Surface as an ex-rentacop, unarmed one as well, I can give you an opinion from the security guard's point of view. Granted the first guard you mention, yeah John Wayne (aka overly serious cop wannabe with a gun), obviously had no decent training in handling trespassers. Yeah cussing and pointing guns in a "combat position" isn't exactly encouraged. Anyway even with the over acting on his part, he was completely in the right and actually if he had any training at all would have detained you until road patrol or what ever his back up support would be showed up, and they would contact the proper authorities to book you for trespassing, which you were very much guilty of. The cat was a class a douche, but he was doing his job, if he hadn't then he would have lost his job, trust me. Be glad he let you go.

 I wouldn't have hesitated to have you arrested for trespassing if you had come on to my mine site during my time at that job, especially with tools. Lots of copper wire on mine sites, and people always seemed to have sticky fingers. Nothing against you personally, that is the security guard's job to watch the employer's property. It's not even that the company cares if you go digging, it's the insurance liability and the possibility of your suing if you get yourself hurt on their property.

 So the next time a security guard or police officer stops you trespassing on a site, remember you're the law breaker, not them.


----------



## surfaceone (Jul 11, 2010)

Hey Joseph,

 Thanks for the security guard perspective. I agree that I was trespassing, but think that "John Wayne's" response was outta line. It was my mistake for not thoroughly circumnavigating the site before walking on. I drove up from the back street side, saw that the fences were gone and said to myself, "Oh, boy..."  

 I find it interesting that at the most recent site, I've been questioned, in a totally friendly manner by two actual police officers who were interested in what I was doing, made no mention of trespass, and encouraged me to watch my back in a dangerous neighborhood at twilight.

 Yesterday's encounter with the security guards was also cordial and professional, but resulted in my removal from the site. I understand that this is their job, and they did it well. I bear them no ill will.

 Tomorrow is another day. If it is not incinerator hot, I hope to incorporate a couple of the guerilla tactics fellow members have suggested into my bag of tricks. Where the heck is my hard hat?


----------



## recusant (Jul 11, 2010)

I have found out afterward that I was on so called "historic land" but there were no signs anywhere.I will never leave my tools behind.Period.I would not ask if I could keep my property,I would have just slowly picked them up and left.You dont bring a potato rake to a gun fight and if he had shot me,he had better hope I didnt live.I must be the worst kind of Cynic because the older I get,the less life means to me.
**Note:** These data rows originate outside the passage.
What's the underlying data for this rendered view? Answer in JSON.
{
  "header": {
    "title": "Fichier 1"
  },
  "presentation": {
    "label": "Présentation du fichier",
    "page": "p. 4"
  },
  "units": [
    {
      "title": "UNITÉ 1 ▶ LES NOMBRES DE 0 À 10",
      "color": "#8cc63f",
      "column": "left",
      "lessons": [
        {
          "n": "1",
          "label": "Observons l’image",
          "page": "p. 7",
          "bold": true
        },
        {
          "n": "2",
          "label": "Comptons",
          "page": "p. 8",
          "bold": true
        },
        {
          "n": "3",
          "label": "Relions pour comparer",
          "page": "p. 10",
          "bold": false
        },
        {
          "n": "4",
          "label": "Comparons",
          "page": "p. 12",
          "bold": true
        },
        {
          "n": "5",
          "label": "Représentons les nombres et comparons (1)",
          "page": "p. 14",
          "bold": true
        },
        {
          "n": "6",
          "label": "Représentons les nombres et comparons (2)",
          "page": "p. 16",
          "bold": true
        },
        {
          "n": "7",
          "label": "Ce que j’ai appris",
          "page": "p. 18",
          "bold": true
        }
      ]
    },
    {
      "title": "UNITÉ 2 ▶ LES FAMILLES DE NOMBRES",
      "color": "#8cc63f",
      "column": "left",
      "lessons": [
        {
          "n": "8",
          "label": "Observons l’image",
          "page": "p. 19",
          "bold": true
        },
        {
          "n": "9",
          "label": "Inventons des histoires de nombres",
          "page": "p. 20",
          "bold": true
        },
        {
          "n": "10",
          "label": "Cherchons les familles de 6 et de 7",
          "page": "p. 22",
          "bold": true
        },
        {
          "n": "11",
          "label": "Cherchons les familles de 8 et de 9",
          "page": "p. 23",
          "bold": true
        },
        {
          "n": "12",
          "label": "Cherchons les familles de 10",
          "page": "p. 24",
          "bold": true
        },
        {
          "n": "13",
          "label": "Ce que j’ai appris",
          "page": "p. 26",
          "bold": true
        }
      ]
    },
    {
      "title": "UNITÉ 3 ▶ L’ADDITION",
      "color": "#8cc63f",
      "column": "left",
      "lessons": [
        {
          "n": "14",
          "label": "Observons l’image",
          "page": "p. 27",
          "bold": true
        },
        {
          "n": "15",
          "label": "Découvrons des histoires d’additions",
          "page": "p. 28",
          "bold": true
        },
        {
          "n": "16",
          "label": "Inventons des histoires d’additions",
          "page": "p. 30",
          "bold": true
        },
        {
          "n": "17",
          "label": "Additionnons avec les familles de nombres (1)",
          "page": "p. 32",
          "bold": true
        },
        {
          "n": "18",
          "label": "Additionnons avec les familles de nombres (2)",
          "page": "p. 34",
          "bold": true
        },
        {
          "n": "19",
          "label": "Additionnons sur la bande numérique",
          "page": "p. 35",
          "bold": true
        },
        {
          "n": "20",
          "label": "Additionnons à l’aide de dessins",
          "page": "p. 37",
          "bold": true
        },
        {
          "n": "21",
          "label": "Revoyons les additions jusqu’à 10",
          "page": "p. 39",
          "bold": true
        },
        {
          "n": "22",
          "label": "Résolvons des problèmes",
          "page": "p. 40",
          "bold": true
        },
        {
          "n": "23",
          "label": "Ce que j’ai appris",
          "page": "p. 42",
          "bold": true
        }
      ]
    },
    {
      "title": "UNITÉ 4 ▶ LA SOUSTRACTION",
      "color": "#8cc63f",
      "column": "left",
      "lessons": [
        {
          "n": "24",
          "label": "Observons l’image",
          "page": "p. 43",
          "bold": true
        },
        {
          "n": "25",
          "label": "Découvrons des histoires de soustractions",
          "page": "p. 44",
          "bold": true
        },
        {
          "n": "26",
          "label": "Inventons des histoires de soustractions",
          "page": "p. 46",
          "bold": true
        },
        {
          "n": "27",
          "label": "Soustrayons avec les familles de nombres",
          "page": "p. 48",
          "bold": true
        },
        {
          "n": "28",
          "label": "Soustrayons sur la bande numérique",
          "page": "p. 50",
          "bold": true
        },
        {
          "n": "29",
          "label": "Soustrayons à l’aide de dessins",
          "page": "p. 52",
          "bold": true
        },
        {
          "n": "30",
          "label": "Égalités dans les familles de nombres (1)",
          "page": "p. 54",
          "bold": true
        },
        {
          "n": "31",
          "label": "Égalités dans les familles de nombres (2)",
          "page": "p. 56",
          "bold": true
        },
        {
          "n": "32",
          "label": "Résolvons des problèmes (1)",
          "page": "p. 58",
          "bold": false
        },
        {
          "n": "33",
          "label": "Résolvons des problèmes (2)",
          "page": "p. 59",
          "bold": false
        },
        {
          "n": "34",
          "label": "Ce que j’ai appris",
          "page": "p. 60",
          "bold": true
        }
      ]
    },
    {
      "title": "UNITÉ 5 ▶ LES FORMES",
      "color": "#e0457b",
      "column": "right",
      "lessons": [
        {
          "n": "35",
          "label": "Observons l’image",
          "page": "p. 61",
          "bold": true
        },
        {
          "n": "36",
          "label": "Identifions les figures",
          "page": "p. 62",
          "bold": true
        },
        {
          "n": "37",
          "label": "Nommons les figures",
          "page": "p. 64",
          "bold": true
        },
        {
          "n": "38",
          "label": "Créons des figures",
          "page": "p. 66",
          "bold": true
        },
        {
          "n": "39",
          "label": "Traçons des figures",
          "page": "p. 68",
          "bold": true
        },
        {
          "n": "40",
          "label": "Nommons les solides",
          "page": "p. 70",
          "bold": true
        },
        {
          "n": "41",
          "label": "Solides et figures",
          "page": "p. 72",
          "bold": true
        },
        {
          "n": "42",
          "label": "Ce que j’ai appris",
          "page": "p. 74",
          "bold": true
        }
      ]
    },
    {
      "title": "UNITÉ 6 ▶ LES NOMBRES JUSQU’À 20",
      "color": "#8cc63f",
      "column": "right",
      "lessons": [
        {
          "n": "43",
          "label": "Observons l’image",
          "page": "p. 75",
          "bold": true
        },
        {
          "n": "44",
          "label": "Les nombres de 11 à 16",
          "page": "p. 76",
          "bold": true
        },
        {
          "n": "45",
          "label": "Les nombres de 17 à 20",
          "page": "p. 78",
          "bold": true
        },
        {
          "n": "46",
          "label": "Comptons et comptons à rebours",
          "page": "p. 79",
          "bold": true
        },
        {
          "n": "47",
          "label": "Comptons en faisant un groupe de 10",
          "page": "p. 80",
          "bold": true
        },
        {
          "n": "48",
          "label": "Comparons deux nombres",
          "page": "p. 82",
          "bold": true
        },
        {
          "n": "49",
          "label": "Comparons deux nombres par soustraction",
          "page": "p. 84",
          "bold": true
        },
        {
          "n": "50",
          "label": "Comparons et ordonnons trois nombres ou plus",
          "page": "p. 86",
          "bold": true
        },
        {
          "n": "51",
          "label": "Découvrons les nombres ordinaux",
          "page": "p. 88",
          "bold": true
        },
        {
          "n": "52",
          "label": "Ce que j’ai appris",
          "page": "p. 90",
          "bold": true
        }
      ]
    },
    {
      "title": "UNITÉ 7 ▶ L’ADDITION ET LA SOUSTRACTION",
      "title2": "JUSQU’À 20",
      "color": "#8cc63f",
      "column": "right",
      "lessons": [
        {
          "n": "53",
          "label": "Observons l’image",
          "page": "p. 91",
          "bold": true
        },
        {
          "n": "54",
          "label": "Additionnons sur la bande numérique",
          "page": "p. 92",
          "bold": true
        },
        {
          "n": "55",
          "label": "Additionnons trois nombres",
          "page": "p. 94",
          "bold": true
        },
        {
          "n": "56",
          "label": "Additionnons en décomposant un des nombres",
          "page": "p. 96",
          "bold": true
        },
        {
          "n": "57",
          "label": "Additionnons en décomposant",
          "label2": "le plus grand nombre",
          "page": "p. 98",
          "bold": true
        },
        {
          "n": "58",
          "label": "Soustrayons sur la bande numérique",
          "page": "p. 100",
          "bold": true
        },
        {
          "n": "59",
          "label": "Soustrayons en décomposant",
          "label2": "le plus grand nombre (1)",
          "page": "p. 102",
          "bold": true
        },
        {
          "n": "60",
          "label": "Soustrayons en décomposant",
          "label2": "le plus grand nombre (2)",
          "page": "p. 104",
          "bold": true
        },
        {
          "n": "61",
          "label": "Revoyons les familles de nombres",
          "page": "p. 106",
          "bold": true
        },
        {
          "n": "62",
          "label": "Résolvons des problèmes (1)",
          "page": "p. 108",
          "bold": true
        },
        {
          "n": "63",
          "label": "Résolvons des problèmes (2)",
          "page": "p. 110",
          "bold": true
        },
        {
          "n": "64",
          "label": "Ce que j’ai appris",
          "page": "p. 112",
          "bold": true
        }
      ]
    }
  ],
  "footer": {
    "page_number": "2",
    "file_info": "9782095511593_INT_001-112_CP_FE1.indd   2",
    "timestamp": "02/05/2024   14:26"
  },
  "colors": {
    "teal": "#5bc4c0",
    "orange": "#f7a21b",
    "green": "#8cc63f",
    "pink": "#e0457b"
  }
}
 Beware the fury of a patient man - John Dryden (1631-1700)

 Diogenes was asked,"What is the difference between life and death?"
 He replied,"No difference."
 "Well then,why do you remain in this life?"
 "Because there is no difference."


----------



## whiskeyman (Jul 11, 2010)

Surf...overnight - after I made bond in both cases,  I got 1 year probation...One case was dropped as the owner never showed for 3 hearings, so I lucked out on that one.
 Oh...BTW...neither property was posted...True. And I had permission to be on one, but the neighbor called the Sheriff...I was hauled off to jail. Come court day the owner backed the neighbor - after all I was a no one.

 I know what you're saying - I hate the idea of walking away from something that will likely never again see the light of day...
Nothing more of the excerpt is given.